After Murray signed a lucrative five-year, $230.5 million contract extension with the Arizona Cardinals on Thursday, his $46.1 million annual salary was almost that of the entire 2022 payroll of the Oakland Athletics — the same team that drafted him ninth overall in 2018. Yes, the Athletics are only spending $48.5 million this season. If you only look at the 26-man roster, Murray's annual salary is actually higher by about $4.2 million.
This is laughable considering how many pundits believed Murray would regret forgoing his baseball career for one in the NFL.
When Murray announced in 2019 he was "fully committing" to playing football, sports journalist Rob Parker called Murray's decision "a colossal mistake" because of how much more money he could make in the MLB. Former Washington quarterback Joe Theismann believed Murray "would struggle in the NFL because of his 5-foot-10 frame, too. Others agreed, despite NFL quarterbacks like Russell Wilson and Tom Brady picking football over baseball careers and eventually signing huge contracts as well.
Both arguments were valid for Murray, but neither were inherently truthful, either. The average MLB salary is technically higher than the average NFL salary and that the lack of a salary cap in baseball means that someone like Mike Trout can sign a fully-guaranteed 12-year, $426 million deal, but Patrick Mahomes, Josh Allen and (unfortunately) Deshaun Watson proved that quarterbacks can make just as much money in the NFL if they're among the best in the league. Watson even got his entire salary guaranteed and Wilson, whose sub-6-foot frame is similar to Murray's, signed a four-year, $140 million deal in his seventh season and could ink another large extension in the future.
Murray proved himself among that group and rightfully deserving of a $230.5 million contract with $160 million guaranteed, even after a tumultuous offseason of mixed messaging on social media. That $46.1 million annual salary also ranks second in the NFL behind only Aaron Rodgers.

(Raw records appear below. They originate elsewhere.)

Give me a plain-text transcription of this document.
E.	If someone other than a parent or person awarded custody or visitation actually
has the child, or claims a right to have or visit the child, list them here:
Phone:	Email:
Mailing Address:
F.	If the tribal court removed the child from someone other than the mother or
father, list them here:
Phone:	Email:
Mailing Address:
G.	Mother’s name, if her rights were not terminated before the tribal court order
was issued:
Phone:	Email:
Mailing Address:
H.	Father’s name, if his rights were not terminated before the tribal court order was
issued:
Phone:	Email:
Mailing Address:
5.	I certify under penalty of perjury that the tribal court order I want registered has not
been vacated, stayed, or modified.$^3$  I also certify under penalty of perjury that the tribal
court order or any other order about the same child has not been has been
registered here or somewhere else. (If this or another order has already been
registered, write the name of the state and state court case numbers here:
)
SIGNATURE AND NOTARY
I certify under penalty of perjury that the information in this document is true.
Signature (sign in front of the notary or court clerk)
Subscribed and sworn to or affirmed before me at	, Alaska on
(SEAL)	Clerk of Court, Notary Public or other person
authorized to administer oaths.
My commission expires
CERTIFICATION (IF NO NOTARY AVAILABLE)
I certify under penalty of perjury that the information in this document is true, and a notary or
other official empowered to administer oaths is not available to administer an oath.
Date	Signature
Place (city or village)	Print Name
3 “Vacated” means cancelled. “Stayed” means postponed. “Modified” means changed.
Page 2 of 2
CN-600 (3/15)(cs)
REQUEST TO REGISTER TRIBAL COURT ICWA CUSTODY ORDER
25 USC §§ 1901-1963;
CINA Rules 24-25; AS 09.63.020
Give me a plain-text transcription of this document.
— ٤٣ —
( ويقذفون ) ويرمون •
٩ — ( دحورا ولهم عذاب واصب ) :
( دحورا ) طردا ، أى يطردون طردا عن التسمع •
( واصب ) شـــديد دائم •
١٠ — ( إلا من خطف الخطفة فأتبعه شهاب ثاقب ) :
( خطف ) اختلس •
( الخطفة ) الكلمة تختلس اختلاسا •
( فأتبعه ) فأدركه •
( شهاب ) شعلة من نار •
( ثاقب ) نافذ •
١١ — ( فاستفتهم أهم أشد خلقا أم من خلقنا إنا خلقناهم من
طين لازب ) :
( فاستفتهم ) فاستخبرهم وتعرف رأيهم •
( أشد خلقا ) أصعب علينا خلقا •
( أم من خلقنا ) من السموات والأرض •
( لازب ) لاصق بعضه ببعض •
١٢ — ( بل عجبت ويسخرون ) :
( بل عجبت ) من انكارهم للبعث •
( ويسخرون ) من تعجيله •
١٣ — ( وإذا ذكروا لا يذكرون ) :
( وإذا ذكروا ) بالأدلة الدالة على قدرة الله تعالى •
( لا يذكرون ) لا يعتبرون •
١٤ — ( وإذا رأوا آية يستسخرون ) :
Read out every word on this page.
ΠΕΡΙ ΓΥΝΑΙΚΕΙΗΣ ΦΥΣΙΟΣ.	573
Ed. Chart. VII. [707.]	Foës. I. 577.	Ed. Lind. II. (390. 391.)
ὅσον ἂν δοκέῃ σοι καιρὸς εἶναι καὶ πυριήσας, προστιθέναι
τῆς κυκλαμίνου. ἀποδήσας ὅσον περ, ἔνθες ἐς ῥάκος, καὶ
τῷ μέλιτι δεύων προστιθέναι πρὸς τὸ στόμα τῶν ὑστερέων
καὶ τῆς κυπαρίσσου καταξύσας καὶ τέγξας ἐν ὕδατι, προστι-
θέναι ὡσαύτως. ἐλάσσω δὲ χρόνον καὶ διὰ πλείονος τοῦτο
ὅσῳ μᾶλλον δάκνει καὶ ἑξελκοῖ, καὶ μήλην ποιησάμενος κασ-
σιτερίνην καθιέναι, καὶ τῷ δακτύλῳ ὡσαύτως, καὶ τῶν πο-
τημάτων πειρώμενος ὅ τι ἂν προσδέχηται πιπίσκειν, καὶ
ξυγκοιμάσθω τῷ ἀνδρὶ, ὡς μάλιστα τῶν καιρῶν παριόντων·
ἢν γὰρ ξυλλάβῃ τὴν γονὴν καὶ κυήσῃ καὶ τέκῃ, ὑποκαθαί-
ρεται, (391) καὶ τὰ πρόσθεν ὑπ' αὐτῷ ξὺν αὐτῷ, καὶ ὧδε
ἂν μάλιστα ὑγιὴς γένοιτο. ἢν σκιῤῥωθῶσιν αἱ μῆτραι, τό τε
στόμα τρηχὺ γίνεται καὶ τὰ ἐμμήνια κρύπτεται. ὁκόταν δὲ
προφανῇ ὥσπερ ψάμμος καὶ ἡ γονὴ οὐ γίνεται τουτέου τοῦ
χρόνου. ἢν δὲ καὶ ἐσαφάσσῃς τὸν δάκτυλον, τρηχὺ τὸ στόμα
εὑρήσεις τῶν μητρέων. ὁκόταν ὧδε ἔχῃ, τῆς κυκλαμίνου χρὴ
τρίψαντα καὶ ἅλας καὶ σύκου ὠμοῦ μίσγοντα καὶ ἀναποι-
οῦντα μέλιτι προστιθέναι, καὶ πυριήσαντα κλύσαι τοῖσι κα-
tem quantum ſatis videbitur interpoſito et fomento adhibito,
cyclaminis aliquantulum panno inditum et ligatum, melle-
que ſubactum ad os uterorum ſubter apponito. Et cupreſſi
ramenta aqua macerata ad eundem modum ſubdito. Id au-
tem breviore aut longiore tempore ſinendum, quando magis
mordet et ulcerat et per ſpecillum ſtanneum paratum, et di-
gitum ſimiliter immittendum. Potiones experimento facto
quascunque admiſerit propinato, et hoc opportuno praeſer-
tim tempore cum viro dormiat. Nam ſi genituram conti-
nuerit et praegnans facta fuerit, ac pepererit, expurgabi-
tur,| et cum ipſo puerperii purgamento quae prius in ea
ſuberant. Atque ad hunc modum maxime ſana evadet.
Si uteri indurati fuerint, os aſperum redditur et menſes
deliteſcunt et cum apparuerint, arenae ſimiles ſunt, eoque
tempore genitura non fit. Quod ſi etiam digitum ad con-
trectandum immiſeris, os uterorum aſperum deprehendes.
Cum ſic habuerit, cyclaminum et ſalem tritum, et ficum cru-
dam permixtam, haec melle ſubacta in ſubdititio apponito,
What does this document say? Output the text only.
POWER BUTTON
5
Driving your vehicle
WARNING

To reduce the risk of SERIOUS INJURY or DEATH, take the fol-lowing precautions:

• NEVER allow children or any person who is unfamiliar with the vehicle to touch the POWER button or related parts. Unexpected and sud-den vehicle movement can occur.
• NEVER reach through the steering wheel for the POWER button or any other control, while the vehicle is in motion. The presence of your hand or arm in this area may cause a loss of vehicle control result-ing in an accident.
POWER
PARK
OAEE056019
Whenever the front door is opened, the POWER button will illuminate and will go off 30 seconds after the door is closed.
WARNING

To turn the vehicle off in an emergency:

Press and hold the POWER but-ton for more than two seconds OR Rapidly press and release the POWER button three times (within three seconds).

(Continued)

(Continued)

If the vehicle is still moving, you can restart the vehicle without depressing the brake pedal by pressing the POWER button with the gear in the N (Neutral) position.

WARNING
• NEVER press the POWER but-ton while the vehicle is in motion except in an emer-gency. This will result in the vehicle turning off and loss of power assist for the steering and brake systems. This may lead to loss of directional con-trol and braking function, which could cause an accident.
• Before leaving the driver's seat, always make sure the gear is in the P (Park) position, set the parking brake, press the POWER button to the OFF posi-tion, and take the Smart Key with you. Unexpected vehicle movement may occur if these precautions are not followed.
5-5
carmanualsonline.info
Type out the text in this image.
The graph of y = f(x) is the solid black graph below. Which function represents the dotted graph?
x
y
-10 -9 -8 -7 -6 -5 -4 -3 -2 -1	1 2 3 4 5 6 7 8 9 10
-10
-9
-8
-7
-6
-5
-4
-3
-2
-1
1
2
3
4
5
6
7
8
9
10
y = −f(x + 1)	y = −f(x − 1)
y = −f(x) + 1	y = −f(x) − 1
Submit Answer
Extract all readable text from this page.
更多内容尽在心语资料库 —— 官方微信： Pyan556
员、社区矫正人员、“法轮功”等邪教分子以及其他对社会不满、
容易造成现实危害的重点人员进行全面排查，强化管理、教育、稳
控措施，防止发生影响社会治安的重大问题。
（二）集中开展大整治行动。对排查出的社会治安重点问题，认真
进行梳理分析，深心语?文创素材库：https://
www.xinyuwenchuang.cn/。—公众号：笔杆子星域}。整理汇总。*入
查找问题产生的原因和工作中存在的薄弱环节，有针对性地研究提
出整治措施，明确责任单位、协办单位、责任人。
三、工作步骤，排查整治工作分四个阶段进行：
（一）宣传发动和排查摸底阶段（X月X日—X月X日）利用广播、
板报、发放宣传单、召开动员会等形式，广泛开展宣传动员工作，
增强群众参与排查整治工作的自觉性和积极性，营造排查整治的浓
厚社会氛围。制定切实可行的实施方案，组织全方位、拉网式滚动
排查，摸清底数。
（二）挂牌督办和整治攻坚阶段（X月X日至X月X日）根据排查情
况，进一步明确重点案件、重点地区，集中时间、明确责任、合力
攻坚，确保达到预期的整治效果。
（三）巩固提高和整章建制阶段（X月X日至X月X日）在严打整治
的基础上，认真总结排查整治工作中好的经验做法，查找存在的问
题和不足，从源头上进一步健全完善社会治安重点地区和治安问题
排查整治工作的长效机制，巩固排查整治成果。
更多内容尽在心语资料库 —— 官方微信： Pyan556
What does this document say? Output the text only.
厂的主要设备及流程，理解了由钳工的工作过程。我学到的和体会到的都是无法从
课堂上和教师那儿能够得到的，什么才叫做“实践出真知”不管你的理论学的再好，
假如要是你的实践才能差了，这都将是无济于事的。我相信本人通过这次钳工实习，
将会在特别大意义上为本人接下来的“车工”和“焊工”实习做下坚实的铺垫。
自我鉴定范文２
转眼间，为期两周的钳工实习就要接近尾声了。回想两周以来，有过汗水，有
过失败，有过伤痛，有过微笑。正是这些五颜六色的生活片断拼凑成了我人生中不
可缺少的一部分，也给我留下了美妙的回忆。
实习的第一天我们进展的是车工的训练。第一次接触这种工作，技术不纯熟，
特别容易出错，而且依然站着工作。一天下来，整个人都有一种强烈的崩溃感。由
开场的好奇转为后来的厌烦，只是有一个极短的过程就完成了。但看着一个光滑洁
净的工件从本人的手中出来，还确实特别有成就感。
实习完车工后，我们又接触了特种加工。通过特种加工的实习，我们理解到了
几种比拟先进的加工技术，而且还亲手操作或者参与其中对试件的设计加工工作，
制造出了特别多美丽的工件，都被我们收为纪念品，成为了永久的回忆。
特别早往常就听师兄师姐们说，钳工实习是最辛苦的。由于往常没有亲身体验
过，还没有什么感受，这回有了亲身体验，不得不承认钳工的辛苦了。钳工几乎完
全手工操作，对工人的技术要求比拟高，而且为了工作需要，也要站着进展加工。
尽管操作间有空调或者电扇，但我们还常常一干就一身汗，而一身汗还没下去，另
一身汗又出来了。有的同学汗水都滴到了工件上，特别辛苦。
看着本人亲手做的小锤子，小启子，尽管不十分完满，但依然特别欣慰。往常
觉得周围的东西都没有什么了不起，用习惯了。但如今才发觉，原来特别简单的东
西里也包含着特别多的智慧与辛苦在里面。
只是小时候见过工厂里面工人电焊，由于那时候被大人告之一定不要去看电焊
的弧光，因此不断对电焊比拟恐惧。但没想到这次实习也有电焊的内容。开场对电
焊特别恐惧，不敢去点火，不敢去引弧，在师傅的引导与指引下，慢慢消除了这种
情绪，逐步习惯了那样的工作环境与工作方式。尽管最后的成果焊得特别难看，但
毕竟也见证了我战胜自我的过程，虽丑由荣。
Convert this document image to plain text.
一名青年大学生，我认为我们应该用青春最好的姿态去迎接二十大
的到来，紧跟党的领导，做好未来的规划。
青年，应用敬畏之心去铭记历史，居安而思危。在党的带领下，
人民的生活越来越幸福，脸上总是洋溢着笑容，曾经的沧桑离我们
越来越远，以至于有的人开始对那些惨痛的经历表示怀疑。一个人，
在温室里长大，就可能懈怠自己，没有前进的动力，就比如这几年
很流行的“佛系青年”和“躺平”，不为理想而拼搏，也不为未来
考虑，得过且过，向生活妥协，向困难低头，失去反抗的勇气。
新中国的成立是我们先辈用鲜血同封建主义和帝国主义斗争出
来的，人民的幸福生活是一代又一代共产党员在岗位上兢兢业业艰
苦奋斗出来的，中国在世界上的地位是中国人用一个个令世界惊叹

The Cardinals quarterback led his team to a 7-0 record to open the season before Arizona finished the season 9-5 and lost in the first round of the playoffs to the eventual Super Bowl champion Los Angeles Rams. Murray also made his second consecutive Pro Bowl after completing 69.2 percent of his passes for 3,787 passing yards, 24 touchdowns and just 10 interceptions. He also rushed for 423 yards and five touchdowns. For his career, Murray has 13,266 total yards with 70 passing touchdowns and 20 rushing touchdowns.
Murray's numbers proved the height argument wrong as well. Despite his short stature, Murray still won Offensive Rookie of the Year in 2019 and finishing top-15 in passing yards all three years of his career. He was in the MVP conversation for the first half of the 2021 season before he suffered an injury.
So despite the long-shot odds of signing a mega-deal as a 5-10 quarterback, Murray can now rest easy knowing his decision to pick football over baseball was right. Not just because of how much he'll make, but because the team that drafted him is spending just as much on their entire roster.